Each rule is a dictionary containing the following fields:

- description: a description of what this rule matches
- namespace: a namespace name for the tag; this is good for grouping similar tags
- tag: a tag name; this is the name of the tag that is set when the rule is evaluated
- expression: a Java compatible Regular Expression that is encoded as a JSON string;
- minimumRows: the minimum number of rows to sample before enabling this rule for evaluation; if a dataset does not contain the minimum number of row data then the tag will never be set
- maximumRows: the maximum number of rows to sample; this limits the number of dataset rows sampled
- minimumMatchRate: the percentage (expressed as a number between 0.0 and 1.0) of expression matches that a dataset column requires to warrant setting the tag

An example Auto-Tagger Rule:

{
    "description": "Matches wellformed email addresses",
    "namespace": "autotagger",
    "tag": "email",
    "expression": "^(\\D)+(\\w)*((\\.(\\w)+)?)+@(\\D)+(\\w)*((\\.(\\D)+(\\w)*)+)?(\\.)[a-z]{2,}$",
    "minimumRows": 10,
    "maximumRows": 100,
    "minimumMatchRate": 0.5
}

In the above example, the Auto-Tagger will set the autotagger:email tag on each column in a dataset when that dataset has at least 10 rows of data and the expression evaluates to true for 50% of the sampled rows. The Auto-Tagger will sample a maximum of 100 rows of data from the dataset.

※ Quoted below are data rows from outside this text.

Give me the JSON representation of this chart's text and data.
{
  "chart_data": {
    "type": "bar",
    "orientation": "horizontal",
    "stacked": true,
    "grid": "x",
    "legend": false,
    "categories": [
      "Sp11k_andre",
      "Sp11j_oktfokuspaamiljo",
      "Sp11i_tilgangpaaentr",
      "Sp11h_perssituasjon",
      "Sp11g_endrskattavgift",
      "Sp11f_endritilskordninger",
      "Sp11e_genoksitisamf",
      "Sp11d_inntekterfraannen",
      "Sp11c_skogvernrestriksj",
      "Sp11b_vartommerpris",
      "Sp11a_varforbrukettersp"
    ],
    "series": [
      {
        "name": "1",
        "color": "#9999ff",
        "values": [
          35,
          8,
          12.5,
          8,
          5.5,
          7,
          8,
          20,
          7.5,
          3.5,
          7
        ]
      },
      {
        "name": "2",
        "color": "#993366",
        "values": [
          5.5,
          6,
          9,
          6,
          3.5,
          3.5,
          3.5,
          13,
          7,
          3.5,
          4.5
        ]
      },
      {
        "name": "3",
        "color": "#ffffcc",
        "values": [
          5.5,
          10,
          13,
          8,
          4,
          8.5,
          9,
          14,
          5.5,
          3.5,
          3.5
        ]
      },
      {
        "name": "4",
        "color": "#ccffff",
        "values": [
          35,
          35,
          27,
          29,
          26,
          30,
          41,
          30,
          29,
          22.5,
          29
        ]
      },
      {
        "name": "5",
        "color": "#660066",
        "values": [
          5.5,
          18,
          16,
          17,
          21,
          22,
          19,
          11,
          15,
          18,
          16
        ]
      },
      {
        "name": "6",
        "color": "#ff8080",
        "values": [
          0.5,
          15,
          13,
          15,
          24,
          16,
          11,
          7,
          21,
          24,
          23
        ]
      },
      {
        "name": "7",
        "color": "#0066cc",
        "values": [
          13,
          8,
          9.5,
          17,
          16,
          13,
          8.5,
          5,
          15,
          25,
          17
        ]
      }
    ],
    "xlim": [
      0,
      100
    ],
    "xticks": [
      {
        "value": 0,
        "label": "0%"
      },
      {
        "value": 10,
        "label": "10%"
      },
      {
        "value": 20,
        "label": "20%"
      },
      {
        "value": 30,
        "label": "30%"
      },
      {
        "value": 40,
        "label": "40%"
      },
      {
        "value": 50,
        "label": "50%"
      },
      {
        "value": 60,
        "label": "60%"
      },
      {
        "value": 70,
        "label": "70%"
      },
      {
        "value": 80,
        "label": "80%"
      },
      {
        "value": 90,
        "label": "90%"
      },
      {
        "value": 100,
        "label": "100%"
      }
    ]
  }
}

Troubleshooting the Auto-Tagger

The Auto-Tagger will run automatically on datasets discovered by a Crawler if the OKERA_AUTOTAGGER_CONFIGURATION environment variable has been set. The suggested tags are visible from the Data Registration page (click on Edit Schema). If you’re finding that the Auto-Tagger is not setting tags as expected, try the following:

First, create a Crawler and verify that it has discovered some datasets that you expect the Auto-Tagger to tag. Then do the following:

  1. check that Planner logs contain the string Started executing MaintenanceTask: AutotaggerMaintenanceTask: Database.Name. If this is missing from the logs then verify that the OKERA_AUTOTAGGER_CONFIGURATION environment variable exists in the Planner’s environment.

  2. check that the Planner logs do not contain the string Failure in RegexAutotagger loading configuration. If it does, then it means that Okera isn’t able to access the JSON configuration file or the JSON file is not well-formed JSON in the expected format.

  3. check that the Planner logs contain the following string: Finished executing MaintenanceTask: AutotaggerMaintenanceTask: Database.Name. If you find this string for the expected dataset then your rule expression and metrics details need to be reevaluated for correctness.